Pfsense port forwarding across Wireguard VPN - Asymmetric routing issue
-
Trying to setup a VPS so when my router fails over to 5G with CG-NAT, my exchange servers can still receive on port 25.
I want the VPS to foward smtp traffic across the wireguard vpn and the server to respond across the correct gateway.
VPS site - Pfsense with static public IP WAN, wireguard network 10.8.0.0/30 gateway is 10.8.0.2
home site - Pfsense with dynamic cable wan, fail over to 5G, home network ip address range 192.168.1.0/24. wireguard gateway is 10.8.0.1exchange server dag address 192.168.1.31
port fowarding is setup on VPS site to 192.168.1.31
packets arrive ok at the exchange dag however replies are being set out the local gateway.I have tried setting up a rule on home site LAN to send anything from exchange dag port 25 to the VPN gateway. Still goes out local wan
I have tried setting outbound nat rules, doesn't work.
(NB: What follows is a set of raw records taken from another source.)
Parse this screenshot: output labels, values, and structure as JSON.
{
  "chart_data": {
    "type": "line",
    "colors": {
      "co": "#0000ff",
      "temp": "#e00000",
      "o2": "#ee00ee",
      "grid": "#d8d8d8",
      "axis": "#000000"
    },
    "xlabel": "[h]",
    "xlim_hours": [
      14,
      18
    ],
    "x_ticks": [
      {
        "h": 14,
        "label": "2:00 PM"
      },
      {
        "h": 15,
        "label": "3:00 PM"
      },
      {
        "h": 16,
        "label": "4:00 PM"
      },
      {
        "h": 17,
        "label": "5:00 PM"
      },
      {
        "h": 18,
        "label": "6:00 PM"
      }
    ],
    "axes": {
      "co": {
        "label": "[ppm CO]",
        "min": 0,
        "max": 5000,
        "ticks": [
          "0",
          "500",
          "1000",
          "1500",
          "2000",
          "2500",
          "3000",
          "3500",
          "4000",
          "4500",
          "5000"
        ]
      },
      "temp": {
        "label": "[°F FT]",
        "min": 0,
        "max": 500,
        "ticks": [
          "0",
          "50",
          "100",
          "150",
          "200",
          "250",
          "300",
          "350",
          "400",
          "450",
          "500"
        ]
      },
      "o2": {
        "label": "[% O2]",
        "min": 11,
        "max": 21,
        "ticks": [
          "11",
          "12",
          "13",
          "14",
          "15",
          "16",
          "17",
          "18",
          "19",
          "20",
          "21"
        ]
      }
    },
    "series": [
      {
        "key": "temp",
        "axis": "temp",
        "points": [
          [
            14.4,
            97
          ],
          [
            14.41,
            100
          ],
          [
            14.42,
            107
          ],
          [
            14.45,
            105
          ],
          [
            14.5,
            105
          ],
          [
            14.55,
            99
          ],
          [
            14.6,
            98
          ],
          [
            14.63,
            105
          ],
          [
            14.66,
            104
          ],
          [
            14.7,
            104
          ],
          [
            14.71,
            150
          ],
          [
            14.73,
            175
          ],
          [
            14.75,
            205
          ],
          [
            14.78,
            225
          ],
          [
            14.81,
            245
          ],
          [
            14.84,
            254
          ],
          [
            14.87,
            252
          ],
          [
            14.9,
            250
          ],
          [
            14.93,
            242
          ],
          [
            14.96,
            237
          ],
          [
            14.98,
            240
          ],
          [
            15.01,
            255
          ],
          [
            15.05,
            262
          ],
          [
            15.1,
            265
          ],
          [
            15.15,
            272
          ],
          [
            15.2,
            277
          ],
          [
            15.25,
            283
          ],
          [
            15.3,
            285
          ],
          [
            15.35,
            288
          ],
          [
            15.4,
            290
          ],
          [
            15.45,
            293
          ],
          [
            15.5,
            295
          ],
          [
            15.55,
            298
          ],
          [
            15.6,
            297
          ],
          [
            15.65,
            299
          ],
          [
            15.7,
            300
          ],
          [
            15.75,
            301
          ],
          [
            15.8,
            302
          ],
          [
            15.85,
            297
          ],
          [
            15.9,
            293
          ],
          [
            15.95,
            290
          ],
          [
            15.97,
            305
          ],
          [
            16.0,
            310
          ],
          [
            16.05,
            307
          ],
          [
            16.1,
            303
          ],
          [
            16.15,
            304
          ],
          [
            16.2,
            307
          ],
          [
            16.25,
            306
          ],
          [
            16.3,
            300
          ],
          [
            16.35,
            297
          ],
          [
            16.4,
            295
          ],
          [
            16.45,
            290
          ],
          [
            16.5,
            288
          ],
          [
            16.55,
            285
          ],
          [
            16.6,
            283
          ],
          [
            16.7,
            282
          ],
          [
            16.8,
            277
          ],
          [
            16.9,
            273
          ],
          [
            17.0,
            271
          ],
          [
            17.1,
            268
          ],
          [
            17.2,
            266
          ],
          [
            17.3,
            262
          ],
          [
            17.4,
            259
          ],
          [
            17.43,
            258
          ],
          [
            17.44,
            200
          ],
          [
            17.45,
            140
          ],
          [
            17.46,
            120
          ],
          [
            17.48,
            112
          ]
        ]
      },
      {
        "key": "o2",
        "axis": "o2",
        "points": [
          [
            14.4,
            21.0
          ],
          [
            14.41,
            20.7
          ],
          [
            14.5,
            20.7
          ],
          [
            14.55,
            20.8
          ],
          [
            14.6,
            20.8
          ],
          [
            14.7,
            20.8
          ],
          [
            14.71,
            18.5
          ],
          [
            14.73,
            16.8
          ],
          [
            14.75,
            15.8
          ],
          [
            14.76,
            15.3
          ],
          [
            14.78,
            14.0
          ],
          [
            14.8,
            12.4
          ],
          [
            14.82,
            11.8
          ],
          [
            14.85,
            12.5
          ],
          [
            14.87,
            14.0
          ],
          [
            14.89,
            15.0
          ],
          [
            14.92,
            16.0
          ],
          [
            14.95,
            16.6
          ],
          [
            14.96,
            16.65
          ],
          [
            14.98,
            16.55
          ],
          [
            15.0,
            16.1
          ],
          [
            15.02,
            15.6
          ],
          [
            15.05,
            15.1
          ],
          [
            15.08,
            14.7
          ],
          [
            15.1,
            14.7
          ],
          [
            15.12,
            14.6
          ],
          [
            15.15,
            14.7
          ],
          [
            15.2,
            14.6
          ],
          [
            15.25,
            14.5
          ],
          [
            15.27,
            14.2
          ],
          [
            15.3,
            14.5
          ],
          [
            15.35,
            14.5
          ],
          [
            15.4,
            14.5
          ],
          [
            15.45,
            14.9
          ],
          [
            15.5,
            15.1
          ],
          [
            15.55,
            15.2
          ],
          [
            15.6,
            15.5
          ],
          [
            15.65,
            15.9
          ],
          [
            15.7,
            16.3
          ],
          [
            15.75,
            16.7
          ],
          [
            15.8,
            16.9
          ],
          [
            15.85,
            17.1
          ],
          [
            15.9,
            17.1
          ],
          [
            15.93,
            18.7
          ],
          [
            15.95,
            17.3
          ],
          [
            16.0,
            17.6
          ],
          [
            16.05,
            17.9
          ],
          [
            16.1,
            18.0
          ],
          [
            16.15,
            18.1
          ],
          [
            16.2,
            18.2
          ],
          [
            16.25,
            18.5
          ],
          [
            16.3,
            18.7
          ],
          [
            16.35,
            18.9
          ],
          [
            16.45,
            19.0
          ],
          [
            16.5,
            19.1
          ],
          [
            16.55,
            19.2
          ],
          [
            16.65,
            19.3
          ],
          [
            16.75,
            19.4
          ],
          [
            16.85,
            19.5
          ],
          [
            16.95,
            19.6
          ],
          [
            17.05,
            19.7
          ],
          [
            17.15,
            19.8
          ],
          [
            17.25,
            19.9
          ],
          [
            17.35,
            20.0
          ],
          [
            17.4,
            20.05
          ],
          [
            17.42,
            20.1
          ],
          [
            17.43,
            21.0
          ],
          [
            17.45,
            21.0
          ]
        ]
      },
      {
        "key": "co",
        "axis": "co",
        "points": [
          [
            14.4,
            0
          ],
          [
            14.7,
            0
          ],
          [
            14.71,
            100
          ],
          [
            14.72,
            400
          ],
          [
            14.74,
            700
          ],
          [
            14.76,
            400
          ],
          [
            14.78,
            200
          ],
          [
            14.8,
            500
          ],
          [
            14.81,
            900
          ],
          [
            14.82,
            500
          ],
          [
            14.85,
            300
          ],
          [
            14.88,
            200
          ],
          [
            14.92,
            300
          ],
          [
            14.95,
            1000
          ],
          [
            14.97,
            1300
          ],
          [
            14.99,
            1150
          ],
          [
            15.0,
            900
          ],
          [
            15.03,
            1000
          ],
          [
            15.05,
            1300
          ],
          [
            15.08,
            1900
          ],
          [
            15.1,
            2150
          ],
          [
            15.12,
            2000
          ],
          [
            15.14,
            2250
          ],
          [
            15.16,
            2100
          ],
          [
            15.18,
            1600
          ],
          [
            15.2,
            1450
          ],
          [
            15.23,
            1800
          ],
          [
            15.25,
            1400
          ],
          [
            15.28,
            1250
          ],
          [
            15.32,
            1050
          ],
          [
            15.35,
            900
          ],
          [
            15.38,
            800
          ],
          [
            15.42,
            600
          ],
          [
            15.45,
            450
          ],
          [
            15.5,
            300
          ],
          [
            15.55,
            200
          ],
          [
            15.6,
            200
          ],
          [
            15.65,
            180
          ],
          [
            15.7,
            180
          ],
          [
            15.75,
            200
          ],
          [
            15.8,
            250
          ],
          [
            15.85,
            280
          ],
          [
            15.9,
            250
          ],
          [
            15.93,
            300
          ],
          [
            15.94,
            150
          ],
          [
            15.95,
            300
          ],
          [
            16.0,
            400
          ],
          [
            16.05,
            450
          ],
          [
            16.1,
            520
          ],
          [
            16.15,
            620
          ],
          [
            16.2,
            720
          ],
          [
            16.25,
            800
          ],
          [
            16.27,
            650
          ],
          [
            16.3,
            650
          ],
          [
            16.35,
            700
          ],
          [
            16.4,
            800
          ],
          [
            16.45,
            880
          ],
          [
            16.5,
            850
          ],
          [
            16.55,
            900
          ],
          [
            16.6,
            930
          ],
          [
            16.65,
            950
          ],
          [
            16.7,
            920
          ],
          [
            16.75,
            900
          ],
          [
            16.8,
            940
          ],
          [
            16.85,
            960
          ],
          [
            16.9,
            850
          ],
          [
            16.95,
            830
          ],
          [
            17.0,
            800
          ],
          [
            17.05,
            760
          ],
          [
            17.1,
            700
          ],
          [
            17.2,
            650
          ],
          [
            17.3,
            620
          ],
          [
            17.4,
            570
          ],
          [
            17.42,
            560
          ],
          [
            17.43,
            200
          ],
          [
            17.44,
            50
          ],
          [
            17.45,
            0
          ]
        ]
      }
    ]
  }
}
Messed around with the reply-to settings, tried tagging traffic, nothing works.
Only way it works is if i set up a static route on the home site to the public IP (i'm testing from) and set the vpn at the gateway.
Surely there is a way to get this working?
-
@Tom5051
On the home pfSense assign an interface to the Wireguard instance in Interfaces > Assignments.
Select the proper wg instance, e.g. wg01, at "available network ports" and hit Add. Go into the new interface settings, enable it and enter a friendly name if desired.Then go to Firewall > Rules > Wireguard, which is an interface group for wg instances in fact, edit the pass rule and change the interface to this you have added before.
Note that there must no pass rule on an interface group or on the floating tab match the forwarded traffic from the remote site for proper routing back the response packets.
-
I figured it out in the end.
The guide I followed to setup the site to site wireguard tunnel specified not setting the upstream gateways on the tunnels and using static routes to avoid double nat.
It also stops reply-to working correctly.